Gleidson destaca que a percepção acerca desses microgestos só foi possível a partir da pesquisa etnográfica, isso porque, para pessoas cisgênero, na grande maioria das vezes esses olhares de julgamento e preconceito voltados para pessoas trans nem são percebidos. “E essa dimensão dos olhares e dessas violências eu só fui começar a perceber com a própria etnografia, caminhando com as pessoas trans no dia a dia da cidade, pegando ônibus com elas, indo com elas até o local de trabalho, vivenciando com elas a cidade. Só a partir daí que eu comecei a perceber essa dimensão dos olhares, que é o que está no central da tese. Era algo que, enquanto pessoa cisgênero, eu não tinha percepção antes da pesquisa”, pontua. “Na etnografia essa prática se chama ‘observação participante’. Então, eu não estava só observando, mas estava participando com elas do trânsito que elas fazem na cidade e percebendo o quanto isso impacta na própria construção que elas têm enquanto pessoas. Você imagina o que é ter a sua presença julgada ou negada em determinados espaços?”.

Nesta mesma dimensão, Gleidson aponta que as pessoas entrevistadas na pesquisa alertaram para o fato de a cidade e as pessoas cisgênero não estarem acostumados a ver pessoas trans e travestis em plena luz do dia. É algo que pode parecer banal, mas que tem um enorme significado para as pessoas trans, principalmente quando se trata de mulheres trans e travestis. “Historicamente, as mulheres trans e travestis foram empurradas socialmente para a prostituição, marginalizadas. E isso fazia com que, e ainda hoje ainda temos um pouco dessa imagem, as mulheres trans e travestis fossem diretamente associadas sempre à prostituição, como se esse fosse o lugar social delas, o lugar de destino delas e, com isso, é como se elas fossem seres da noite. Daí o estranhamento de ver esses corpos transitando na cidade durante o dia”, contextualiza o pesquisador. “E nisso, as mulheres trans não estão tecendo nenhum tipo de crítica à prostituição. O que está em questão é desconstruir essa imagem, esse lugar social para o qual os corpos trans e travestis foram relegados historicamente”.

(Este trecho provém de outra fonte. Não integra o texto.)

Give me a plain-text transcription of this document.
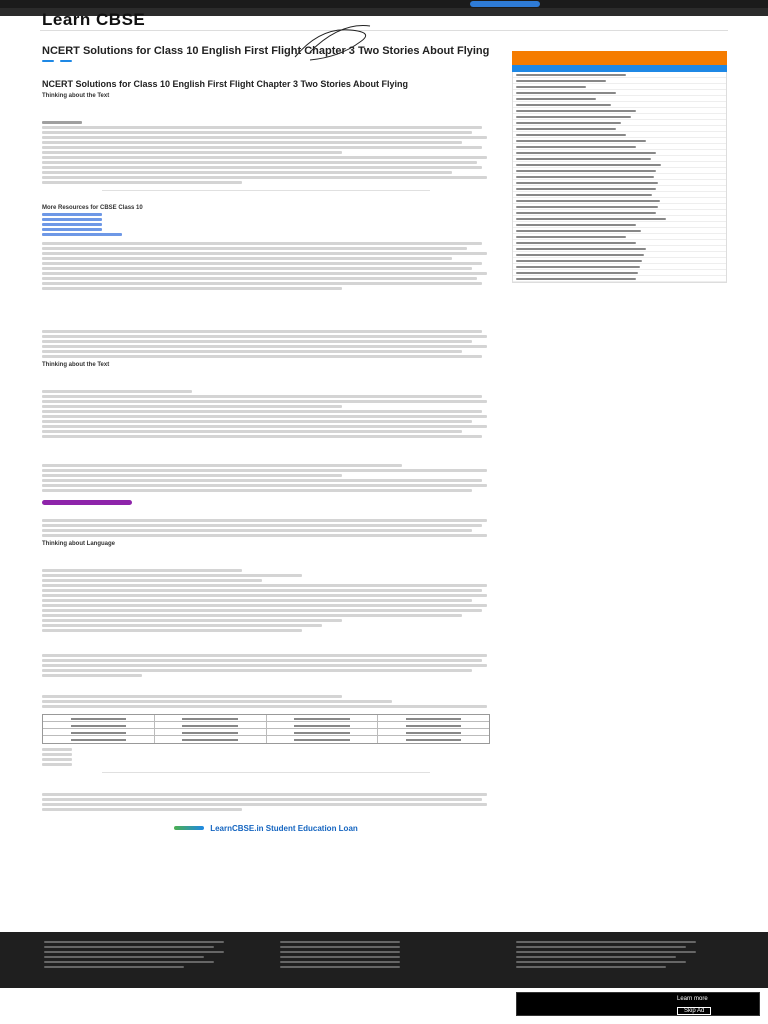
Learn CBSE
NCERT Solutions for Class 10 English First Flight Chapter 3 Two Stories About Flying
NCERT Solutions for Class 10 English First Flight Chapter 3 Two Stories About Flying
Thinking about the Text
More Resources for CBSE Class 10
Thinking about the Text
Thinking about Language
LearnCBSE.in Student Education Loan
Learn more
Skip Ad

Diante de uma cidade preparada, física e simbolicamente, para pessoas cisgênero, o antropólogo constrói um jogo de palavras onde a cidade passa a ser, na verdade, uma cisdade. Um espaço que, por mais que a maioria das pessoas não percebam, carrega uma série de violências e entraves para as pessoas trans e travestis, ainda que isso esteja posto em microgestos. “Essa cidade é construída a partir desse lugar de cisgeneridade, onde inclusive os espaços da cidade são construídos, às vezes fisicamente e outras simbolicamente, a partir dessas nossas relações de gênero, a partir da cisgeneridade. Algo que marca isso muito forte é a questão da utilização de banheiros por mulheres trans e travestis”, relaciona. “E isso nos faz pensar o quanto a gente não toma como referência essa questão da cisgeneridade enquanto um organizador das nossas relações e um delimitador de acesso a esses espaços sociais na cidade, mas essa relação está presente”.

ENTENDA

Trans e Travestis

As pessoas trans e travestis são aquelas que não se identificam com o gênero que lhes foi atribuído no nascimento, daí elas transicionam para o gênero feminino ou masculino, dependendo do que é o gênero atribuído a elas no nascimento.

Cisgênero

A cisgeneridade se refere àquelas pessoas que se identificam com o gênero que é atribuído a elas no nascimento.